In less interactive forms of art, the deus ex machina has an understandably poor reputation. Given a single or even a small number of similarly geared authors co-writing a plot, there is no excuse to have to fall back to a metaphysical (or quasi-metaphysical) outside force in times wherein characters are caught in a quagmire. If worst comes to worst, you scrap a chapter, rewind, and try again, avoiding the mistakes you made to get them there.
In roleplaying games, the stigma of the literary device remains… but it doesn’t have to, nor, in my opinion, should it. In fact, if anything, I’d say it’s a fallback a gamemaster should always be pointedly aware of and ready to use, in as much as the setting permits.
Outright retconning a portion of the plot in roleplaying games can and does happen, but sometimes characters simply cannot and will not bend to the whims of the players. An easily fixable example might be a notoriously stupid character being caught by the enemy – all right, you’ll roll back the session and fix that oversight. Unfortunately, you can spin this as far back as you want: Is something that someone said a few sessions ago coming to bite them in the ass? Is an old feud set up a few months ago finally blossoming into the plot and turning out to be more dangerous for the characters than anticipated?

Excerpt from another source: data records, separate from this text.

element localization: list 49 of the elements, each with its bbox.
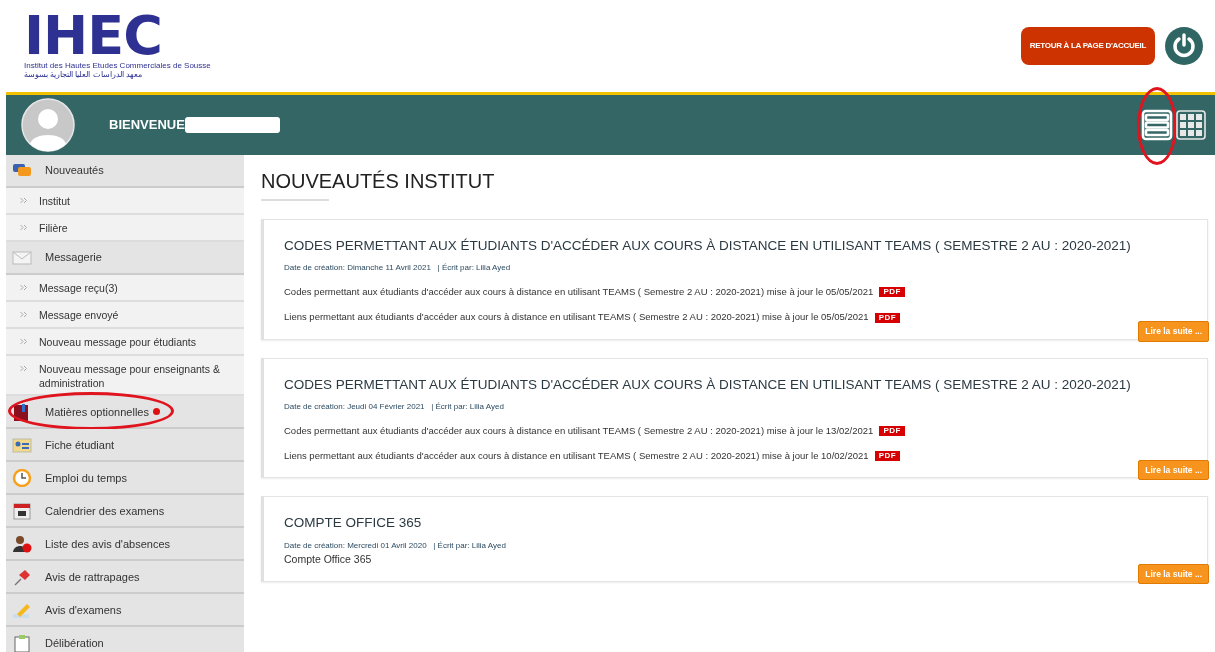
creation-date: Date de création: Mercredi 01 Avril 2020 <box>284 540 427 550</box>
news-title: CODES PERMETTANT AUX ÉTUDIANTS D'ACCÉDER AUX COURS À DISTANCE EN UTILISANT TEAMS ( SEMESTRE 2 AU : 2020-2021) <box>284 376 1132 393</box>
list-view-button[interactable] <box>1141 109 1173 141</box>
sidebar-item[interactable]: Institut <box>6 188 244 215</box>
chevron-icon <box>20 284 27 291</box>
sidebar-item[interactable]: Filière <box>6 215 244 242</box>
news-text: Liens permettant aux étudiants d'accéder aux cours à distance en utilisant TEAMS ( Semestre 2 AU : 2020-2021) mise à jour le 05/05/2021 <box>284 310 869 325</box>
news-title: COMPTE OFFICE 365 <box>284 515 423 532</box>
news-text: Codes permettant aux étudiants d'accéder aux cours à distance en utilisant TEAMS ( Semestre 2 AU : 2020-2021) mise à jour le 13/02/2021 <box>284 423 874 438</box>
author-text: | Écrit par: Lilia Ayed <box>431 401 504 411</box>
welcome-text: BIENVENUE <box>109 116 185 135</box>
author-text: | Écrit par: Lilia Ayed <box>433 540 506 550</box>
creation-date: Date de création: Dimanche 11 Avril 2021 <box>284 263 431 273</box>
news-text: Compte Office 365 <box>284 551 373 567</box>
envelope-icon <box>12 248 32 267</box>
logo-subtitle: معهد الدراسات العليا التجارية بسوسة <box>24 70 143 80</box>
chevron-icon <box>20 338 27 345</box>
logo-text: IHEC <box>24 12 162 61</box>
pdf-link[interactable]: PDF <box>879 287 905 298</box>
person-alert-icon <box>12 534 32 553</box>
chevron-icon <box>20 311 27 318</box>
news-text: Codes permettant aux étudiants d'accéder aux cours à distance en utilisant TEAMS ( Semestre 2 AU : 2020-2021) mise à jour le 05/05/2021 <box>284 285 874 300</box>
page-title: NOUVEAUTÉS INSTITUT <box>261 169 496 193</box>
pushpin-icon <box>12 567 32 586</box>
pdf-link[interactable]: PDF <box>874 451 901 462</box>
id-card-icon <box>12 435 32 454</box>
power-icon <box>1172 33 1196 59</box>
sidebar-item[interactable]: Message envoyé <box>6 302 244 329</box>
chevron-icon <box>20 224 27 231</box>
pdf-link[interactable]: PDF <box>874 312 901 323</box>
creation-date: Date de création: Jeudi 04 Février 2021 <box>284 401 425 411</box>
news-text: Liens permettant aux étudiants d'accéder aux cours à distance en utilisant TEAMS ( Semestre 2 AU : 2020-2021) mise à jour le 10/02/2021 <box>284 449 869 464</box>
calendar-icon <box>12 501 32 520</box>
clipboard-icon <box>12 633 32 652</box>
sidebar-item[interactable]: Message reçu(3) <box>6 275 244 302</box>
sidebar-item[interactable]: Nouveau message pour enseignants & administration <box>6 356 244 397</box>
avatar-silhouette <box>21 98 75 152</box>
sidebar-item[interactable]: Fiche étudiant <box>6 429 244 463</box>
clock-icon <box>12 468 32 487</box>
author-text: | Écrit par: Lilia Ayed <box>437 263 511 273</box>
chevron-icon <box>20 197 27 204</box>
sidebar-item[interactable]: Nouveau message pour étudiants <box>6 329 244 356</box>
chevron-icon <box>20 365 27 372</box>
power-button[interactable] <box>1165 27 1203 65</box>
news-title: CODES PERMETTANT AUX ÉTUDIANTS D'ACCÉDER AUX COURS À DISTANCE EN UTILISANT TEAMS ( SEMESTRE 2 AU : 2020-2021) <box>284 238 1132 255</box>
pdf-link[interactable]: PDF <box>879 426 905 436</box>
home-button[interactable]: RETOUR À LA PAGE D'ACCUEIL <box>1020 27 1155 65</box>
logo-subtitle: Institut des Hautes Etudes Commerciales de Sousse <box>24 60 211 71</box>
grid-view-button[interactable] <box>1175 109 1207 141</box>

The moment something can’t be fixed by tweaking character actions reasonably (or, if the players are willing, even beyond the point of ‘reasonably’, though I’d not advise this), you may well be forced to rely on lucky coincidence, fortunate circumstance, or even divine intervention.
Of course it’s nice and rewarding if the plot is carried solely by the efforts of player characters, but there’s nothing wrong with falling back to NPC or scenic help if something’s gone wrong.
I’m of the school of thought that a gamemaster should try to build their world in layers that let their crew survive Xanatos Gambit style: Always have a fallback plan that doesn’t depend on your players. There are greater forces at play, and if things work out the way they should, you can use them to fish the hapless characters out of an otherwise lethal situation.
Of course, it’s easier in some settings than in others. In a cyberpunk universe with a ‘trapped in virtual reality’ setting, you might have the artificial intelligence of the servers that watches the progress of trapped netizens. To these watchful eyes, some death and destruction may be all right – but the moment it looks like all of those precious subjects are threatened, there will be consequences: The whole gaggle of people will simply be transplated from the current virtual-world-gone-wrong into another. Presumably not without heavy losses, but that goes without saying.
A deus ex machina is the ace up your gamemaster sleeve. Make sure you have one, make sure it makes sense, and above all, make sure that you ensure one thing about it: Make your players shudder at the thought of it coming to use. Play it as a ‘get out by the skin of your teeth’ or ‘with heavy losses’ rather than a ‘get out of jail free’ card, and atmosphere won’t suffer even a notch.